Wednesday, August 31, 2011

HIV/AIDS group charged with diverting tax dollars to strip club

D.C. Attorney General Irvin Nathan has accused a District HIV/AIDS service provider of spending nearly $330,000 in federal tax dollars to open a strip club.

In a lawsuit filed Tuesday, Nathan said Miracle Hands Inc. promised the city it was using the cash to renovate a warehouse in Northeast for use as a job training center for residents with HIV/AIDS. Instead, the warehouse was turned into the Stadium Club, a strip club that continues to operate, the suit says. Miracle Hands shares an address with the club, according to the company's website. Nathan asked in the suit that the city be awarded at least $988,959 in damages.

D.C. Councilman David Catania requested in a February letter to Nathan that the attorney general open an investigation into Miracle Hands and its relationship with Stadium Club.

"I am pleased that the attorney general has decided to take action regarding this egregious impropriety," Catania said Tuesday.

Attempts to reach Miracle Hands owner Cornell Jones were not successful. Jones is a self-described former D.C. drug kingpin with convictions for narcotics distribution on his record.

In 2009, federal authorities told the Washington Post they had started an investigation into how the money was spent. On Tuesday, a spokesman for the U.S. Attorney's Office declined to comment on the status of the investigation.

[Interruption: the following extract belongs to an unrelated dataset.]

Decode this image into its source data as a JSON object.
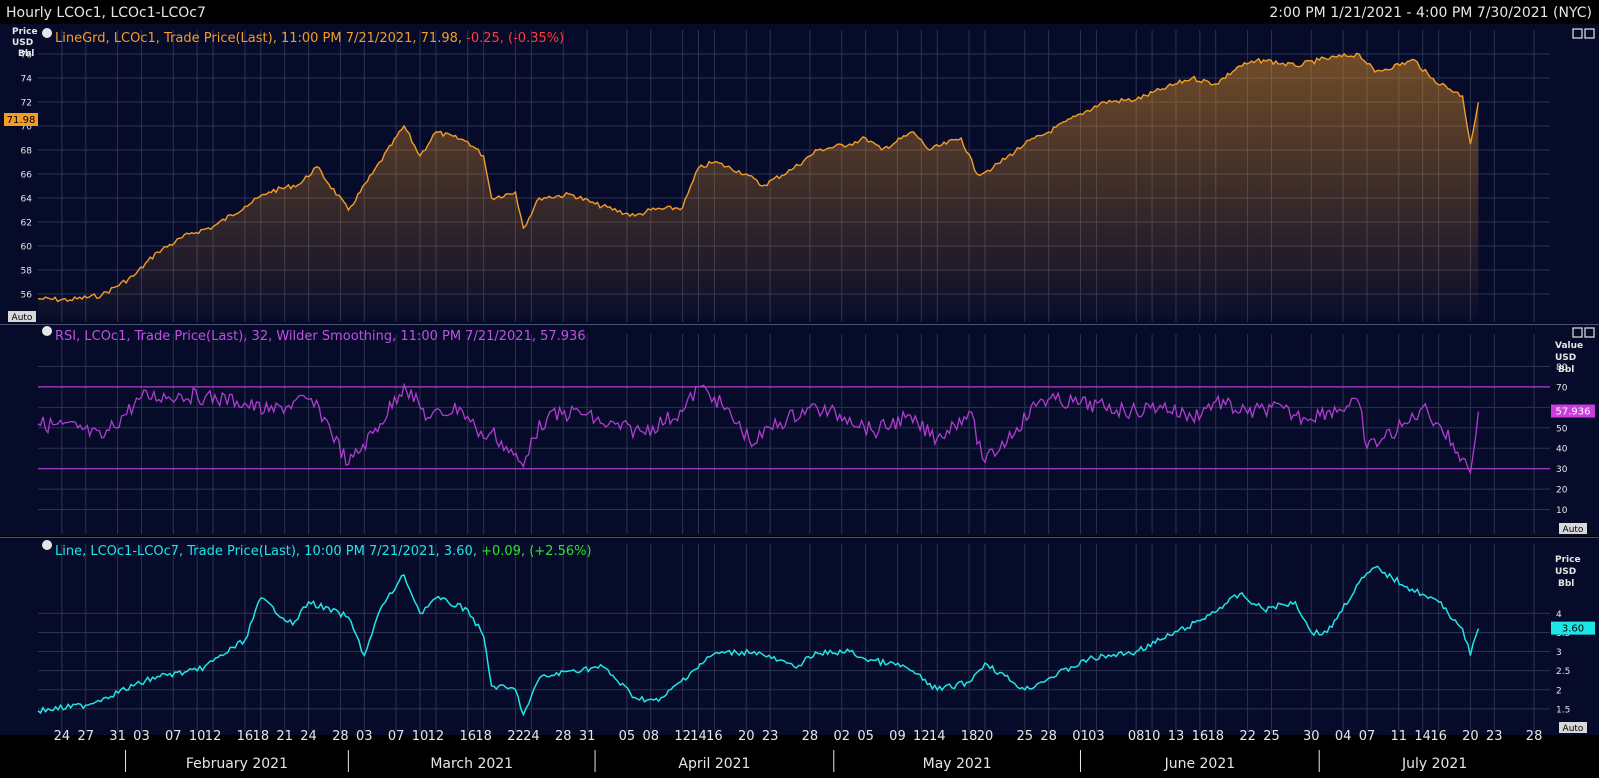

The grants for the renovations to the warehouse at 2127 Queens Chapel Road NE, were first given to Miracle Hands in 2006 by the District's HIV/AIDS administration. Earlier this month, an inspector general's audit of the administration found that during the four-year tenure of the agency's former director, Debra Rowe, little attention was paid to how dollars were spent by service providers, even as the city's HIV/AIDS rate reached epidemic levels.

When Rowe was fired in 2008, she went to work for Miracle Hands as its executive director. She could not be reached for comment Tuesday.

In November 2006, nearly one year after Miracle Hands first won its grant to renovate the Queens Chapel Road warehouse, a city grant monitor visited the site and found little work had been done toward meeting a March 2007 deadline, the lawsuit said.

The monitor advised Rowe that Miracle Hands' funding should be cut. But Rowe, called a "close friend of Jones" in the lawsuit, reportedly said the project was on pace and kept the funding in place. By then, though, Jones had already transferred a liquor license from a strip club he owned in Southeast to the Miracle Hands warehouse in Northeast, the suit said.

In March 2007, "the renovation work ... was at best, many months from completion," the lawsuit said. In April 2007, HIV/AIDS administration gave Miracle Hands an additional $139,000 to continue the renovations, adding another year to the nonprofit's deadline.

In the middle of that year, Miracle Hands informed the administration that it had decided to open the job training center at a different warehouse and it would be applying the funds to that project, the suit said. A job center never opened at either location. Stadium Club opened in early 2010.